Sun Life chief executive Dean Connor acknowledged in an interview Thursday that his company faced competition for Aviva's stake in the Malaysian business but added the deal will pay off in the long run.

"It's an economy that's showing very good and steady growth. . . . And yet, the penetration in the insurance market is still underdeveloped," Connor said.

In addition, Sun Life thinks there's an opportunity to use its expertise in pensions to fill an emerging demand in Malaysia.

Connor said the deal's value is expected to be neutral to Sun Life in the early years and positive over the life of the 20-year agreement with CIMB.

"That's the nature of our business," he said. "Even in Canada, some of the products we sell on individual insurance . . . take many, many years to produce returns to shareholders."

"Other products, like pensions and group insurance, have a faster payback period and those are certainly areas that we'll be looking at for Malaysia," Connor said.

Sun Life and Khazanah are each acquiring 49 per cent of the company from Aviva International Holdings Ltd. and CIMB Group Holdings Berhad (CIMB Group), respectively.

The transaction includes an exclusive right to distribute insurance products, including takaful products, through CIMB Bank's network across Malaysia. This network includes 312 branches across the country and eight million customers.

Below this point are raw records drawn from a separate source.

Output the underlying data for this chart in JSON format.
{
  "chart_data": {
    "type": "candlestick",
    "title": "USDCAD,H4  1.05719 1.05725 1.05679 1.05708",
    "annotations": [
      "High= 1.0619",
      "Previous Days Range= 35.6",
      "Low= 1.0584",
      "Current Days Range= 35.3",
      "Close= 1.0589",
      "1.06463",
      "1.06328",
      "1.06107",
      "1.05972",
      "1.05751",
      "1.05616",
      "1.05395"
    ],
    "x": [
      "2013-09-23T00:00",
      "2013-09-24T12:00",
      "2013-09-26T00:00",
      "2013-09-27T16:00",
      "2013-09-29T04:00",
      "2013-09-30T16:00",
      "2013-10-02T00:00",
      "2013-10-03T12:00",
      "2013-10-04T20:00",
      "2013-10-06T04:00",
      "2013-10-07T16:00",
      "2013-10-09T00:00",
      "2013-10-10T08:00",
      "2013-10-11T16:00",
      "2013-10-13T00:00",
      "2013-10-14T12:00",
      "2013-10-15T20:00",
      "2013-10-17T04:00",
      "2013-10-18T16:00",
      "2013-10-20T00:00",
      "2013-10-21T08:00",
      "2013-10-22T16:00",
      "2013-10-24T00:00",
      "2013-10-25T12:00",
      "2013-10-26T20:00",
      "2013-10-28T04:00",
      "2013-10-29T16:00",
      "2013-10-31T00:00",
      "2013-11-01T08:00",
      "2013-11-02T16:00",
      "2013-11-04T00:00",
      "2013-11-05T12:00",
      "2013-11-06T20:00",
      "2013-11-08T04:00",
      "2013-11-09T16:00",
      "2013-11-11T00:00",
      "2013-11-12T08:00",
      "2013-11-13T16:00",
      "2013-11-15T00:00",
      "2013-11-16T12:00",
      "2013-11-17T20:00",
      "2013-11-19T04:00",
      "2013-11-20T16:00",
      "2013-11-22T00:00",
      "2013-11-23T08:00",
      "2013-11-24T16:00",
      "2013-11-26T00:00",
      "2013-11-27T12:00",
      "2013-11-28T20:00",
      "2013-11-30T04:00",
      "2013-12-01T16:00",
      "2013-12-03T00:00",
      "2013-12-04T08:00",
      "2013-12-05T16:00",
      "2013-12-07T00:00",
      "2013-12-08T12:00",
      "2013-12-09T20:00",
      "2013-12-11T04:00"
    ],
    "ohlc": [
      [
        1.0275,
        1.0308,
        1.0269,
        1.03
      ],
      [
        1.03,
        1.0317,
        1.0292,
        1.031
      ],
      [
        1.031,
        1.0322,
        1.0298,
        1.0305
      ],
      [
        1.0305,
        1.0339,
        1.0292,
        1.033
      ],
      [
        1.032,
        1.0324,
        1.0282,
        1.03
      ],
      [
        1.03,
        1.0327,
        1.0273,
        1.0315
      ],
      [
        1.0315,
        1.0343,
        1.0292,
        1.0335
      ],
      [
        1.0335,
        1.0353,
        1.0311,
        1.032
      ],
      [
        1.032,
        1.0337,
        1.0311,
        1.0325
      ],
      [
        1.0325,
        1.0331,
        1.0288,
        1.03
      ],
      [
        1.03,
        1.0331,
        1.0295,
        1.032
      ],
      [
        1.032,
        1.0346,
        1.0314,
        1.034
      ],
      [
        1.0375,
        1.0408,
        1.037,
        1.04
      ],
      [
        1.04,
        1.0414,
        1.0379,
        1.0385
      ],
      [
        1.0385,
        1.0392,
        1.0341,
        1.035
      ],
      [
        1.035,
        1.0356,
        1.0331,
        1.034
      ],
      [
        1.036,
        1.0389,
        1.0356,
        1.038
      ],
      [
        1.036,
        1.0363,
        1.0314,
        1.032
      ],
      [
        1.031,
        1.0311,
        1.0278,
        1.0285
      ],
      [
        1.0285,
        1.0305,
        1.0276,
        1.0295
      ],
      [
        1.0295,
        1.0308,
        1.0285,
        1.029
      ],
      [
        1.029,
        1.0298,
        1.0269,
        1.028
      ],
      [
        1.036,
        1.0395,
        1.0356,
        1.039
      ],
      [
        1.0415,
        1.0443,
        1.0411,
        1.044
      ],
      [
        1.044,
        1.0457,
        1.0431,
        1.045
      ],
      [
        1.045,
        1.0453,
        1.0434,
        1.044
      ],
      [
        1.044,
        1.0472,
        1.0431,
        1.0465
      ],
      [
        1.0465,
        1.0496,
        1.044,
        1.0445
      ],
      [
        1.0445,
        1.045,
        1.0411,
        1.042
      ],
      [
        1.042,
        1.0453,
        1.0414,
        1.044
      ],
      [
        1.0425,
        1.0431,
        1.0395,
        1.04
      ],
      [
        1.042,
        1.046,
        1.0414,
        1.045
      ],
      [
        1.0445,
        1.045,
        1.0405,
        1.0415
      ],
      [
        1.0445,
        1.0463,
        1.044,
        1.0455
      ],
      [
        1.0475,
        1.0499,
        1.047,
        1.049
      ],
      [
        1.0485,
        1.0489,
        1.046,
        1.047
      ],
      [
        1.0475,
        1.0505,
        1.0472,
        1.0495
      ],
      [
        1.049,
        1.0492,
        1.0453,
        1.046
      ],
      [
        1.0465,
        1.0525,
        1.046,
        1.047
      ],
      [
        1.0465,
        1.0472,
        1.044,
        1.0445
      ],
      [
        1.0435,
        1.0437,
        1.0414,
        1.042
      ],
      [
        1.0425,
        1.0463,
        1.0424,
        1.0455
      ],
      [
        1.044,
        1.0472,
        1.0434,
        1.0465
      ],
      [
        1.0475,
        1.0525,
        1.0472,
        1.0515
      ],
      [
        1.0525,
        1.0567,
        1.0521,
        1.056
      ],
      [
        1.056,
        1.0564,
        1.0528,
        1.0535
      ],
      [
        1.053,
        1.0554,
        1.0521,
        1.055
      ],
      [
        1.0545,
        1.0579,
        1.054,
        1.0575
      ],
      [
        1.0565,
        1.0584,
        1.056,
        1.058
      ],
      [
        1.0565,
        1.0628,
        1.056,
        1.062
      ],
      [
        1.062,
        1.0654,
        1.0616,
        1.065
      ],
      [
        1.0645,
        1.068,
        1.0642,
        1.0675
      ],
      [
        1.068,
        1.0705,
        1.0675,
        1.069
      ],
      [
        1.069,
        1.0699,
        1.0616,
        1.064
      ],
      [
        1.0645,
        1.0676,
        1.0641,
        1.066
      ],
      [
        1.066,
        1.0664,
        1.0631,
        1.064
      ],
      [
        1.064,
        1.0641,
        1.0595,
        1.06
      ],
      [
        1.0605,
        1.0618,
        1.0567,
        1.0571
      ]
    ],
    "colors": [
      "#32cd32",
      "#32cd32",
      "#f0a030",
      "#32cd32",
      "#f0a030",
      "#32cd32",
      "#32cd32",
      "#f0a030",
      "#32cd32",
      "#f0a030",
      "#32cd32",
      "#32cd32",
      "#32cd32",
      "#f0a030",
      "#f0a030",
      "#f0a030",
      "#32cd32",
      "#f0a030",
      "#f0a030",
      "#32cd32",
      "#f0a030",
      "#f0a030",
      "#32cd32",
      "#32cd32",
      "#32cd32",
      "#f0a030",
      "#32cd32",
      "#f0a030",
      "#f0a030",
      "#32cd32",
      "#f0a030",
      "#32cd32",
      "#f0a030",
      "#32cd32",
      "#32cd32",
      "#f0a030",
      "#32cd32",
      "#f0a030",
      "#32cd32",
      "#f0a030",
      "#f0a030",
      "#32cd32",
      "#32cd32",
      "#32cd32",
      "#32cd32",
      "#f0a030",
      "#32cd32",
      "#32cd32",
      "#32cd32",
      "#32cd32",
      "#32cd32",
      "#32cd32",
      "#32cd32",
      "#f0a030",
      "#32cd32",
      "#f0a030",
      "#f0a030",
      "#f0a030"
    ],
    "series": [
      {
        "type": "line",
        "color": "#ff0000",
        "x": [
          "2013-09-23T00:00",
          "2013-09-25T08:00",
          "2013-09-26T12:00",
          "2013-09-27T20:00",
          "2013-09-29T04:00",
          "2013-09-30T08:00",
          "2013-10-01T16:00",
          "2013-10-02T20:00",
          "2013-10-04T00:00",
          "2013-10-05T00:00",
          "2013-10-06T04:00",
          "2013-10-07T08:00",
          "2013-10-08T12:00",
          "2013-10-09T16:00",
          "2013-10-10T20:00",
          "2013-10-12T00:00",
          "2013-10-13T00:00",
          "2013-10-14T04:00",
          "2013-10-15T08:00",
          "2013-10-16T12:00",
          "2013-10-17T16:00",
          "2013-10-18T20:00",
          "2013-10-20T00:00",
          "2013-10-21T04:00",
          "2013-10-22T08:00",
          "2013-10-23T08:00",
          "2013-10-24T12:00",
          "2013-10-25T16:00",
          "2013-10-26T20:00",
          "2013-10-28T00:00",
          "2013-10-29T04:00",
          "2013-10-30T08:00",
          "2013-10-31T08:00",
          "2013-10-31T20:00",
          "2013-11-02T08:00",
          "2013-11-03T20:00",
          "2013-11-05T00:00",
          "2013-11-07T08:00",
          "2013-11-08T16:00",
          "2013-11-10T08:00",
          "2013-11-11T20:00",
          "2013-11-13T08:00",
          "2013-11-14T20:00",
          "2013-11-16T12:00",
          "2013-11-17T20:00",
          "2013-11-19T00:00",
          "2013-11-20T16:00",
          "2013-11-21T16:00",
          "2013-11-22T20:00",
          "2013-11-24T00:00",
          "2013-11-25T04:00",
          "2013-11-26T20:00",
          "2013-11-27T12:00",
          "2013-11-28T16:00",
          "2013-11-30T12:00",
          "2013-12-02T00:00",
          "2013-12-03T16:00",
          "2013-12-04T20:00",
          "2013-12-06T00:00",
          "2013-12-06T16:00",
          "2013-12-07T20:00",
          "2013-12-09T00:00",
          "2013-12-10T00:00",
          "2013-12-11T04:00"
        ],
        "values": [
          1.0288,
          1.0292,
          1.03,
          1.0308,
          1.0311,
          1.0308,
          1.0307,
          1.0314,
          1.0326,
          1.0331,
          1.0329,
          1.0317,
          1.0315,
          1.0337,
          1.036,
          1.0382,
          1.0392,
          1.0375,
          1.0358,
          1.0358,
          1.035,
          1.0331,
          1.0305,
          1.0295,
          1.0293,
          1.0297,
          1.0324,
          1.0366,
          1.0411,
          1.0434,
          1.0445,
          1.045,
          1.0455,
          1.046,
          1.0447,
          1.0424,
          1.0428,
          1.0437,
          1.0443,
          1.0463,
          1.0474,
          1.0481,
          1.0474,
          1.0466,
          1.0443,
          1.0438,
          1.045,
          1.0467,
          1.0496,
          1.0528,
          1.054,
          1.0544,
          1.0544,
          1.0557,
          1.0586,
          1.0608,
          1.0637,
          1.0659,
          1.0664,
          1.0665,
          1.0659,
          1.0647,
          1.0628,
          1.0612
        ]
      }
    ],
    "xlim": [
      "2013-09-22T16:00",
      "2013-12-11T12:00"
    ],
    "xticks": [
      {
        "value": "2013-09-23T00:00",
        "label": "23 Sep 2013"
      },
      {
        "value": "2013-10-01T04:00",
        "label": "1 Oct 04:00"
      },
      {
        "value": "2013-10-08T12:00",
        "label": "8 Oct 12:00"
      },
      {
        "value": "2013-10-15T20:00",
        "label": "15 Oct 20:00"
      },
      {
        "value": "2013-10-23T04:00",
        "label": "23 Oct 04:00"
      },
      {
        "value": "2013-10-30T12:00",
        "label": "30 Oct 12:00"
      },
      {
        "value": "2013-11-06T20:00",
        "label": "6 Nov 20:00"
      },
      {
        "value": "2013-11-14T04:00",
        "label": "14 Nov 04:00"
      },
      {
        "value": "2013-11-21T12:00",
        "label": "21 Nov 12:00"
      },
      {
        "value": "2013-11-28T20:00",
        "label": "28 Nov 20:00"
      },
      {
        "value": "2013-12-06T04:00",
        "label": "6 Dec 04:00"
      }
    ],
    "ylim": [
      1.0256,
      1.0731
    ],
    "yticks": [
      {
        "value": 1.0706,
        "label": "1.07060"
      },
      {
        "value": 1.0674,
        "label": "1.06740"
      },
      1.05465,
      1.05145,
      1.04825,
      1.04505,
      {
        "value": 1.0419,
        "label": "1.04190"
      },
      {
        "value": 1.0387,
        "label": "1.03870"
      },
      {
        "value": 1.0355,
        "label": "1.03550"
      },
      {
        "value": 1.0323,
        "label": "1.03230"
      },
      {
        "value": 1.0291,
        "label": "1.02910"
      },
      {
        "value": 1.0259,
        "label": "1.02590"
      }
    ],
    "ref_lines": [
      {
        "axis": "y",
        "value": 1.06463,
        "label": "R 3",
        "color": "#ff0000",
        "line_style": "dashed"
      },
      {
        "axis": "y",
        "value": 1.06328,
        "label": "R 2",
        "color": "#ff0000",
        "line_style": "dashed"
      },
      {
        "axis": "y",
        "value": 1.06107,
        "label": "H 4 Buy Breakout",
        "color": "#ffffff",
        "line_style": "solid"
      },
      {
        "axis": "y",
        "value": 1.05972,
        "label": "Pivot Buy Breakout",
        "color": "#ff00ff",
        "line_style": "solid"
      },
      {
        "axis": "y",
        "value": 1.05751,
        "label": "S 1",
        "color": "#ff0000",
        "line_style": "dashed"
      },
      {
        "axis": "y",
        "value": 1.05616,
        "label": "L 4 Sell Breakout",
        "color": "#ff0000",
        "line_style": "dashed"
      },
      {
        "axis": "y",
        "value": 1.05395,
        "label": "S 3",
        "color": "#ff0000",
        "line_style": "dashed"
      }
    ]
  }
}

"This transaction is perfectly aligned with our strategy for expanding our footprint in Asia," said Kevin Strain the president of Sun Life Financial in Asia.

He said Khazanah and CIMB are "very strong partners with a broad distribution platform and we are investing in a country with one of the most developed economies in the ASEAN region and a growing middle class."

The transaction is expected to close by the first half of 2013, pending regulatory approvals in Canada and Malaysia.

Sun Life shares were up 35 cents, or 1.25 per cent, at C$28.29 in Toronto in late-day trading Thursday.